Sebelum diangkat menjadi nabi,
Muhammad adalah seorang pendaki gunung. Jangan marah dulu. Itu masih berupa
pendapat saya pribadi dan perlu ditelusuri lebih lanjut mengenai kebenarannya.
Selain sebagai seorang pendaki beliau juga punya hobi “caving.” Saya hanya akan sedikit belajar untuk memahami bahwa
manusia agung ini tak selalu seperti yang tergambar dalam buku sejarah
konvensional yang ada. Beliau dikenal sebagai seorang pedagang mahsyur, jujur,
dan terpercaya. Itu adalah fakta lain yang sudah terlebih dahulu mahsyur.
Oke. Mari kita sejenak menelusuri
manusia agung ini. Dari beberapa buku sejarah tentang beliau saya mengambil
pendapat itu. Sebelum menerima wahyu yang pertama, Muhammad sering menyendiri
di gua Hira. Gua Hira sendiri terdapat di perbukitan setinggi kurang lebih dua
ratus meter dari permukaan laut. Di bukit yang dikenal dengan Jabal Nur inilah
beliau menghabiskan waktu untuk menyendiri. Bahasa kerennya bertapa/berkhalwat.
Jabal Nur/gunung cahaya sendiri terletak di utara kota Mekah, kurang lebih lima
kilo meter dari sana.
Saya ini orang yang sangat iseng.
Menjadi kebiasaan saya ketika sedang tidak ada aktifitas, jauh dari buku,
sedang tidak berada dalam keramaian.

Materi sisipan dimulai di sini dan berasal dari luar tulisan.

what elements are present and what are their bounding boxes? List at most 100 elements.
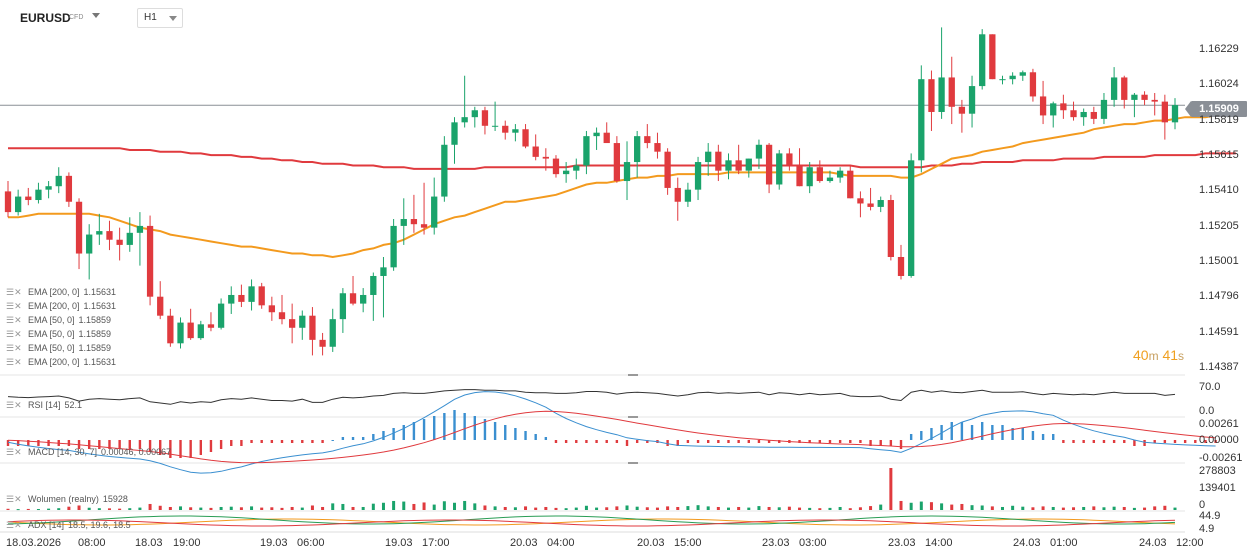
rsi-legend-row[interactable]: ☰✕ RSI [14] 52.1 [6,400,82,412]
macd-histogram-bar [595,440,598,443]
legend-settings-close-icon[interactable]: ☰✕ [6,287,22,297]
legend-settings-close-icon[interactable]: ☰✕ [6,343,22,353]
ema-legend-row[interactable]: ☰✕ EMA [200, 0] 1.15631 [6,287,116,299]
volume-bar [351,506,355,510]
macd-axis-label: 0.00261 [1199,418,1239,430]
volume-bar [1163,505,1167,510]
chevron-down-icon[interactable] [92,13,100,18]
legend-indicator-value: 18.5, 19.6, 18.5 [68,520,131,530]
candle [806,162,813,194]
candle [491,101,499,131]
ema200-line [8,147,1236,170]
candle [319,332,326,356]
volume-bar [574,507,578,510]
ema-legend-row[interactable]: ☰✕ EMA [50, 0] 1.15859 [6,343,111,355]
panel-resize-handle[interactable] [628,462,638,464]
volume-bar [493,506,497,510]
candle [918,65,925,173]
candle [288,303,296,344]
candle [1131,92,1138,118]
candle-body [593,132,600,137]
macd-histogram-bar [321,440,324,443]
macd-legend-row[interactable]: ☰✕ MACD [14, 30, 7] 0.00046, 0.00067 [6,447,171,459]
macd-histogram-bar [767,440,771,443]
candle-body [1029,72,1037,97]
candle-body [867,203,874,207]
volume-bar [787,506,791,510]
legend-settings-close-icon[interactable]: ☰✕ [6,494,22,504]
candle [603,122,610,144]
candle [979,29,986,90]
volume-bar [168,506,172,510]
candle [816,160,823,183]
volume-bar [798,507,802,510]
macd-histogram-bar [737,440,740,443]
legend-indicator-value: 15928 [102,494,128,504]
macd-histogram-bar [483,419,487,440]
legend-settings-close-icon[interactable]: ☰✕ [6,301,22,311]
timeframe-dropdown[interactable]: H1 [137,8,183,28]
volume-bar [869,506,873,510]
macd-histogram-bar [818,440,822,443]
price-axis-label: 1.14796 [1199,290,1239,303]
macd-histogram-bar [1163,440,1167,443]
ema-legend-row[interactable]: ☰✕ EMA [50, 0] 1.15859 [6,329,111,341]
legend-settings-close-icon[interactable]: ☰✕ [6,329,22,339]
ema-legend-row[interactable]: ☰✕ EMA [200, 0] 1.15631 [6,301,116,313]
candle-body [441,144,448,197]
timeframe-label: H1 [144,12,157,23]
candle [65,172,73,207]
candle [146,215,154,306]
candle [847,165,854,199]
candle-body [136,225,144,233]
adx-legend-row[interactable]: ☰✕ ADX [14] 18.5, 19.6, 18.5 [6,520,131,532]
legend-indicator-name: EMA [50, 0] [28,315,75,325]
symbol-selector[interactable]: EURUSD [20,11,71,25]
volume-bar [422,502,426,510]
time-axis-label: 12:00 [1176,537,1204,549]
volume-legend-row[interactable]: ☰✕ Wolumen (realny) 15928 [6,494,128,506]
candle [644,124,651,149]
macd-histogram-bar [514,428,517,440]
candle [339,288,347,333]
macd-histogram-bar [1052,434,1055,440]
macd-histogram-bar [798,440,801,443]
legend-settings-close-icon[interactable]: ☰✕ [6,447,22,457]
legend-settings-close-icon[interactable]: ☰✕ [6,400,22,410]
panel-resize-handle[interactable] [628,374,638,376]
macd-histogram-bar [402,425,405,440]
macd-histogram-bar [1092,440,1096,443]
candle-body [157,296,164,316]
candle-body [522,129,529,147]
candle [877,196,884,213]
ema-legend-row[interactable]: ☰✕ EMA [50, 0] 1.15859 [6,315,111,327]
candle [968,75,976,128]
macd-histogram-bar [301,440,304,443]
candle [177,317,184,349]
candle [197,320,204,340]
macd-histogram-bar [920,431,923,440]
macd-histogram-bar [849,440,852,443]
candle-body [1039,96,1047,116]
volume-bar [1122,506,1126,510]
legend-settings-close-icon[interactable]: ☰✕ [6,315,22,325]
candle [542,148,549,171]
volume-bar [179,506,183,510]
legend-settings-close-icon[interactable]: ☰✕ [6,357,22,367]
volume-bar [1143,507,1147,510]
time-axis-label: 01:00 [1050,537,1078,549]
ema-legend-row[interactable]: ☰✕ EMA [200, 0] 1.15631 [6,357,116,369]
time-axis-label: 06:00 [297,537,325,549]
volume-bar [929,502,933,510]
candle-body [1100,99,1108,119]
macd-histogram-bar [189,440,192,458]
candle-body [634,136,641,163]
candle-body [1080,111,1087,118]
time-axis-label: 18.03.2026 [6,537,62,549]
legend-settings-close-icon[interactable]: ☰✕ [6,520,22,530]
candle-body [4,191,12,213]
candle [1009,72,1016,85]
panel-resize-handle[interactable] [628,416,638,418]
macd-histogram-bar [351,437,355,440]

Memikirkan hal-hal yang kadang kala
dianggap aneh bagi beberapa teman saya. Misalnya saya memikirkan kenapa film
Spongebob itu kotanya dinamakan “bikini bottom.” Kenapa tokoh utama dalam film
itu malah berupa sekotak spons yang aneh, karena berada di dasar laut. Kenapa
ada Sandy, si tupai yang pintar karate di dalam kota Bikini bottom. “Lu, orang
paling aneh yang pernah gue temui Gus, untung cuma ada satu di dunia ini.” Itu
keluhan salah satu teman saya, ketika saya bertanya padanya tentang hal-hal
yang aneh menurut kacamata kebanyakan orang.
######
Setibanya di Cijahe, setelah merasakan “wahana baru Ancol” yang pindah. Hampir
setengah jam kami menaiki mobil “modifikasi” karena di dalam mobil itu
ditambahi dengan jalinan rangka pipa besi berdiameter kurang lebih sepuluh
sentimeter. Jalanan yang berliku, hanya susunan pecahan batu gunung yang sudah
tidak rata lagi. Jalanan bergelombang mengaduk-aduk perut. Kami berpegangan pada
bangku dan teralis besi yang ada. Mirip dengan off road, bedanya ini mobil L300
bukan Jeep. Enam orang di dalam mobil “bergoyang” bukan karena musik dangdut
yang mengalun lewat radio yang disetel pak sopir, melainkan gelombang jalanan
yang “asik.”
Sepanjang perjalanan dari terminal
Aweh sampai Cijahe, beberapa kali saya menemukan spanduk bergambar perempuan
dan lelaki gagah berpeci dan berkerudung. Sambil tersenyum. Dibawahnya tertulis
“Kemakmuran itu adalah HAK semua warga. Iya dengan tulisan HAK huruf kapital? Ternyata
negeri ini penuh dengan dagelan politik. Jika saja tuan dan nyonya itu tahu
kondisi jalanan yang baru saja kami lalui, apakah mereka masih berani
mengatakan itu? Sambil menggelegkan kepala saya berkata dalam hati, “lipstik
politik.”
Saya berhenti sejenak, sambil menata
perut agar tidak muntah. Di tempat pak RT kami singgah untuk makan siang. Nasi putih,
mie rebus, dan telur mata sapi. Nasinya pulen. Ukuran nasinya terhitung
setengah dari ukuran biasa yang saya temui. Rupanya jenis berasnya lain dengan
yang ada di kota. Padi gogo, jenis padi yang ditanam dengan mengandalkan hujan.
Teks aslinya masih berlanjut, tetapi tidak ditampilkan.